Measured by who has actually been killed, left-wing violence is the smaller share by a wide margin. Over roughly the past decade, right-wing attacks killed 112 people in the United States and jihadist attacks 82, against 13 for the far left, according to the Center for Strategic and International Studies [2]. Far-right incidents averaged about 20 a year from 2011 to 2024; far-left incidents about four [2].
Data
| Right-wing | 112 deaths, ~past decade (CSIS) |
|---|---|
| Jihadist | 82 deaths, ~past decade (CSIS) |
| Left-wing | 13 deaths, ~past decade (CSIS) |
This is not only outside analysts' count; it is the government's own. Congressionally mandated FBI and DHS reports from 2017 to 2023 repeatedly named white supremacists the most lethal domestic-terrorism threat [3]. A 2024 National Institute of Justice report finding that 'far-right attacks continue to outpace all other types of terrorism' was removed from the Justice Department's website in September 2025 [3]. A Cato Institute tally of political murders since 2020 put them at 54 percent right-wing, 22 percent left-wing, and 21 percent Islamist [3].
One trend is real, and worth stating plainly: in the first half of 2025, left-wing attacks outnumbered far-right ones for the first time in more than three decades, five to one [2]. That is a genuine shift, and it belongs in any honest accounting.
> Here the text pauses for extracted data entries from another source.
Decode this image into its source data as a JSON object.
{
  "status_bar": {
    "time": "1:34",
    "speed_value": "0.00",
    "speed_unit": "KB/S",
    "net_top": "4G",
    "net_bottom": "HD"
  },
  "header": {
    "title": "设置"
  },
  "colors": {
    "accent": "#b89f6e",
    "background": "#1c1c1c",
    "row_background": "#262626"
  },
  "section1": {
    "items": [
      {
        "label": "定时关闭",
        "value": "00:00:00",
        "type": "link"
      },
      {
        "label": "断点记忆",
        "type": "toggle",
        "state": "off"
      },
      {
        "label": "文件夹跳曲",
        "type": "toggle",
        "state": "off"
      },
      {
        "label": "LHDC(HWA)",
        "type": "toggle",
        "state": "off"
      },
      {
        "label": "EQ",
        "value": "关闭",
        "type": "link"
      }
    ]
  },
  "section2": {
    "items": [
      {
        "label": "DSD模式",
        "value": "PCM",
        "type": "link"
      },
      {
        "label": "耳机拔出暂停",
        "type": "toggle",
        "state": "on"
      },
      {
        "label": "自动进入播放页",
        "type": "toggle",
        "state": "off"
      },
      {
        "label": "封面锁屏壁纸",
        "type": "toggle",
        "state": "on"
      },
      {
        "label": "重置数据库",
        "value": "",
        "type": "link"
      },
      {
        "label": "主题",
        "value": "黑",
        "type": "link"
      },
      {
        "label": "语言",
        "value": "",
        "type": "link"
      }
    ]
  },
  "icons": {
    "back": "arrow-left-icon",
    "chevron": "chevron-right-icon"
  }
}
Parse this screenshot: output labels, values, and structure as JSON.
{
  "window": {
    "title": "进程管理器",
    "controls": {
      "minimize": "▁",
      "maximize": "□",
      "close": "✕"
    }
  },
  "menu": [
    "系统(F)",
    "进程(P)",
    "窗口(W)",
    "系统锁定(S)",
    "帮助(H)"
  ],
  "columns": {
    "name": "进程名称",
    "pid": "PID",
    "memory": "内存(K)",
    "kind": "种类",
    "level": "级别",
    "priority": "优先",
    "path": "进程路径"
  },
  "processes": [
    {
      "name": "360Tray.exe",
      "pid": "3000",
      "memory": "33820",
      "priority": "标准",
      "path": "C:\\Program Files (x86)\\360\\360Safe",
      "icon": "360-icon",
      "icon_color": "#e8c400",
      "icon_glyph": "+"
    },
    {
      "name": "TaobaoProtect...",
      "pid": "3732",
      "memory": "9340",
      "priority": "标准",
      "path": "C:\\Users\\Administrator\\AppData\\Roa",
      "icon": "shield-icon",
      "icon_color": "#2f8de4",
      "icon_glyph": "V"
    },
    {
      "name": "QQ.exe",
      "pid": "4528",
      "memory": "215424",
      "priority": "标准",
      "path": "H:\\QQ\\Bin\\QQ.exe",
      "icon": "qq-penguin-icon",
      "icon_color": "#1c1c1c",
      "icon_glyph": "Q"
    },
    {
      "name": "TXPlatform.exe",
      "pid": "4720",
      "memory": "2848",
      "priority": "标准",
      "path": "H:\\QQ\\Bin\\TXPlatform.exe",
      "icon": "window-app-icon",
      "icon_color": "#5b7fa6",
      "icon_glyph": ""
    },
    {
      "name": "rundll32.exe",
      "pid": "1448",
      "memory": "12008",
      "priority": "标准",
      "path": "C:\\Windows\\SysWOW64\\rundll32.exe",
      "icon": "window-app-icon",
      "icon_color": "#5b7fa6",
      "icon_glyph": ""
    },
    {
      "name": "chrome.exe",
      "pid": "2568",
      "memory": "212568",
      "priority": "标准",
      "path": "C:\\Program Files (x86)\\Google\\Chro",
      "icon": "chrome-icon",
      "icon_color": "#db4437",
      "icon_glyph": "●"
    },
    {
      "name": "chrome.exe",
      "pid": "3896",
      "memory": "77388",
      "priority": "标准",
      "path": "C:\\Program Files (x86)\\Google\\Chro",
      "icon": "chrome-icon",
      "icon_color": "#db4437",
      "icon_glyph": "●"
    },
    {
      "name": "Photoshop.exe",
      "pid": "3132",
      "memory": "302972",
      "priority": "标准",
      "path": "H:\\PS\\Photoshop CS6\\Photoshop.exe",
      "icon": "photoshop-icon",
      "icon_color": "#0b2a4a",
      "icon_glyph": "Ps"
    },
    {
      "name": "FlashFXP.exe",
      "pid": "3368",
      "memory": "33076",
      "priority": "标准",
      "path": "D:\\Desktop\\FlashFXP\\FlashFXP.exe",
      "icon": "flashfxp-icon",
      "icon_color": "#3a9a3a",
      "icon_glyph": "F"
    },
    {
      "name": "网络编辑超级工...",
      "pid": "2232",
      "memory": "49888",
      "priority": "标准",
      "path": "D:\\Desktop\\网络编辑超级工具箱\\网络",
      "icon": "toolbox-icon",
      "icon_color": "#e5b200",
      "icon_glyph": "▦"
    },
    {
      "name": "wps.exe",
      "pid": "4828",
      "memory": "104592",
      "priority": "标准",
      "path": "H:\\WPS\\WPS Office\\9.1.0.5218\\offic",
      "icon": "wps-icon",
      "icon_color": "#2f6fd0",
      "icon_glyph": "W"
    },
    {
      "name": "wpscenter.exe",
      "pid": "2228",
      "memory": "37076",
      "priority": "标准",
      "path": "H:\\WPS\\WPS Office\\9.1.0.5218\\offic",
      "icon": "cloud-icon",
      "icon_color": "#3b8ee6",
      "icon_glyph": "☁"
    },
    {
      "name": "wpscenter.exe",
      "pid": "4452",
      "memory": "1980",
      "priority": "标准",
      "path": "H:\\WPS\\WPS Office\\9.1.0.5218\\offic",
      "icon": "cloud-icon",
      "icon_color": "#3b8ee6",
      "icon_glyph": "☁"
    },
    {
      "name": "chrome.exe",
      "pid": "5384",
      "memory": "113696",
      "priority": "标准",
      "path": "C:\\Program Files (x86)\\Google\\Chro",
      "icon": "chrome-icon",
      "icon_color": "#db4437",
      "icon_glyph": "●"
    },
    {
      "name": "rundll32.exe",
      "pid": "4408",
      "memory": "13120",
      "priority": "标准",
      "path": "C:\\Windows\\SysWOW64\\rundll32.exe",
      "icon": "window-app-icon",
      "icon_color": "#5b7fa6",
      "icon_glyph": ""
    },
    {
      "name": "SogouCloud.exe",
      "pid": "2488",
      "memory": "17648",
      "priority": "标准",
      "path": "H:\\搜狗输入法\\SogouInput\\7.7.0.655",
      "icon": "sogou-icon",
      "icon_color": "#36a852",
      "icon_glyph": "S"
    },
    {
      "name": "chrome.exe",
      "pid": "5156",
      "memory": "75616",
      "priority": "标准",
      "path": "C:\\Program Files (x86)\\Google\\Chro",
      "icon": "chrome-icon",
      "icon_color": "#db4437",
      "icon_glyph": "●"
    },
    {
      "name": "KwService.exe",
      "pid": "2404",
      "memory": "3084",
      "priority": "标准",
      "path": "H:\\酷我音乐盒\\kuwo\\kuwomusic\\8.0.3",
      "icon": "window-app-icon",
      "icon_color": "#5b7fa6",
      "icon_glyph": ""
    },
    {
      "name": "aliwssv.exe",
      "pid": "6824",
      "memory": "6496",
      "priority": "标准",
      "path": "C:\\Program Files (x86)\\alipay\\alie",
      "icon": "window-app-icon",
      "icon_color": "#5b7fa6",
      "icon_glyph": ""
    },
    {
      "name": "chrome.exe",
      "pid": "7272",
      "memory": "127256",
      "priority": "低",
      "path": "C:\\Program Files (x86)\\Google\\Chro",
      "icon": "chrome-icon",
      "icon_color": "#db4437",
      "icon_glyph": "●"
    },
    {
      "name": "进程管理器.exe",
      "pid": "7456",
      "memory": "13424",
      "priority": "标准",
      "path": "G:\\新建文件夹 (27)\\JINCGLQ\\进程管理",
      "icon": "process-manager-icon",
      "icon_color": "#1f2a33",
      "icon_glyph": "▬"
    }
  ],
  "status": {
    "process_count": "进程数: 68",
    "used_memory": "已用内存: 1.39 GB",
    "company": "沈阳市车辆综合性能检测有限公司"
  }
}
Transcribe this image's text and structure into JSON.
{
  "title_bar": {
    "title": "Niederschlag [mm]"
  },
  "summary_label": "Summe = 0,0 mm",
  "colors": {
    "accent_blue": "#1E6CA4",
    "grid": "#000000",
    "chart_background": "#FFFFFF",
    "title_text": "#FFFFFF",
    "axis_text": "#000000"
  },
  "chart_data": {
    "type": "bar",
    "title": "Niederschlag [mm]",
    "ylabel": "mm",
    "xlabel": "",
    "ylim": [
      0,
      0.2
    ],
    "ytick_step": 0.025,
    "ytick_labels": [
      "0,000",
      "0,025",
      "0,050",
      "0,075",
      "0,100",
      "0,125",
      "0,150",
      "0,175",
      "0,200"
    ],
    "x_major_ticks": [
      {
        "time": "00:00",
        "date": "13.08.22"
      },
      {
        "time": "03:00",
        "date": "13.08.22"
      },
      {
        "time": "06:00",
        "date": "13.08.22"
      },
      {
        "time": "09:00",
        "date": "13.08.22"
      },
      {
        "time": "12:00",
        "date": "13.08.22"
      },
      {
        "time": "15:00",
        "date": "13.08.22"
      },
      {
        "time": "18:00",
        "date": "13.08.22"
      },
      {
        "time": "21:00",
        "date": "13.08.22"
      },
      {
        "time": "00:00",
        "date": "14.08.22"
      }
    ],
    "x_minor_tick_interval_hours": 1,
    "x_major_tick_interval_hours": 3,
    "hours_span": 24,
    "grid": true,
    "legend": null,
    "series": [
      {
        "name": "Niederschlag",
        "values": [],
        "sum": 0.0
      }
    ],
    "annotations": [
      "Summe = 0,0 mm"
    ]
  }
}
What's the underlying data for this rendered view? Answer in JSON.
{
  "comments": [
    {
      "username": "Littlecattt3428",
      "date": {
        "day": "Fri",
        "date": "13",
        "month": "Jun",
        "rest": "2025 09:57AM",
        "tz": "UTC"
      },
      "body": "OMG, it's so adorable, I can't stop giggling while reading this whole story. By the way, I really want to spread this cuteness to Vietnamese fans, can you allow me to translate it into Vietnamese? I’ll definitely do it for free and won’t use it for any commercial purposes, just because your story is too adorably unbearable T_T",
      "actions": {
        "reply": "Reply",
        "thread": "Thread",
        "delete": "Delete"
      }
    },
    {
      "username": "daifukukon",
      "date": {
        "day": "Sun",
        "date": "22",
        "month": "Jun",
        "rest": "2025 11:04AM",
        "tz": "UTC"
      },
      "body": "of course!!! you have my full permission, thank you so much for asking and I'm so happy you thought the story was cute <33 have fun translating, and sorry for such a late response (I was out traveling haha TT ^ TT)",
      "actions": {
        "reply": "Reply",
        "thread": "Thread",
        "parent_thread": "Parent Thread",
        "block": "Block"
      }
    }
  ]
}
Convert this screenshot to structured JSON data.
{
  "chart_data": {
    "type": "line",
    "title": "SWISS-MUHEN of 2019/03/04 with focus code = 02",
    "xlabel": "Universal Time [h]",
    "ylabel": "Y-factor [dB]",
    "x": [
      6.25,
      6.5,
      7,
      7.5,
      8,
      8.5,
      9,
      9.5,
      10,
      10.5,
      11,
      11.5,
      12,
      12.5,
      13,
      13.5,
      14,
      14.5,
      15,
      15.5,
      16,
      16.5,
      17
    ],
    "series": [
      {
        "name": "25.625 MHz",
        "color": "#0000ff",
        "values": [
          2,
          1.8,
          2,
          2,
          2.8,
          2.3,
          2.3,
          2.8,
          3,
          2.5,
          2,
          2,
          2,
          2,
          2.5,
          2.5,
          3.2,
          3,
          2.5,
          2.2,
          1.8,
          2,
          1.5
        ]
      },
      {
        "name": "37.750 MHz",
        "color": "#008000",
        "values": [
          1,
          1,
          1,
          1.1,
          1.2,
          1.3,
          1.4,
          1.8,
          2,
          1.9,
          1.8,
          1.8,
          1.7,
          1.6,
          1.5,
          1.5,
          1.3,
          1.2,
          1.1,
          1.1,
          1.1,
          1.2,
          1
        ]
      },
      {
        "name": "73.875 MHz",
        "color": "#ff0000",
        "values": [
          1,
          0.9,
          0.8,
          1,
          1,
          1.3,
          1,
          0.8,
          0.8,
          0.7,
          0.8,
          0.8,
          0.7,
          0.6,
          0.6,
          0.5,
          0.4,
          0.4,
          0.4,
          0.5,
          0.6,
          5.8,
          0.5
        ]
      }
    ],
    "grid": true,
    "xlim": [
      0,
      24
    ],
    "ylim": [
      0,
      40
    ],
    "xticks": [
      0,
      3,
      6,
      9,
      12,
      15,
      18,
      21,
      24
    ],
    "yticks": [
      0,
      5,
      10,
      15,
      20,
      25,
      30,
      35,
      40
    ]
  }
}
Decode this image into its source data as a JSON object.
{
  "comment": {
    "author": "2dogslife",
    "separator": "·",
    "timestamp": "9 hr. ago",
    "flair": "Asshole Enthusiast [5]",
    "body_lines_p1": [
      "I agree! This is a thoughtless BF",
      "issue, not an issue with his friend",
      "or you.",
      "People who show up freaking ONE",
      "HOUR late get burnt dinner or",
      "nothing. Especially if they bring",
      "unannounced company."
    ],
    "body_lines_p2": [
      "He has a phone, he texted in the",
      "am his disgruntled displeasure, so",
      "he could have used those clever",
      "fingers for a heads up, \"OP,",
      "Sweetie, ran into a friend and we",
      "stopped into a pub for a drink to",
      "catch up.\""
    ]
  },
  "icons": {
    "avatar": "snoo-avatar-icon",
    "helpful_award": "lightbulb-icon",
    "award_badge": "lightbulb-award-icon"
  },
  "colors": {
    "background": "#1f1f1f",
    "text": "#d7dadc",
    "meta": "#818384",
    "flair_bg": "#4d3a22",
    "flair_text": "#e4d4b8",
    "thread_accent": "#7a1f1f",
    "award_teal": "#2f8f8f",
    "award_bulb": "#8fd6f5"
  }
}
It is also a shift in the number of incidents, not in lethality - left-wing attacks remained far less deadly, and well below the historical levels of right-wing and jihadist violence [2]. A rising count is not the same as the deadliest threat.
The doctrine's foreign predicate is thin as well. The four groups designated to support it - one in Germany, one in Italy, two in Greece - are, by a Just Security analysis, too disconnected and too low in casualties to support the claim that they pose an existential threat to Americans [4]. The 'blind spot' Rubio describes is not what the record shows. By the government's own data, the deadliest political violence of the past decade has come overwhelmingly from the right and from jihadists - and casting the left as the neglected threat inverts the picture the FBI, DHS, and the Justice Department's own research have drawn [1][2][3].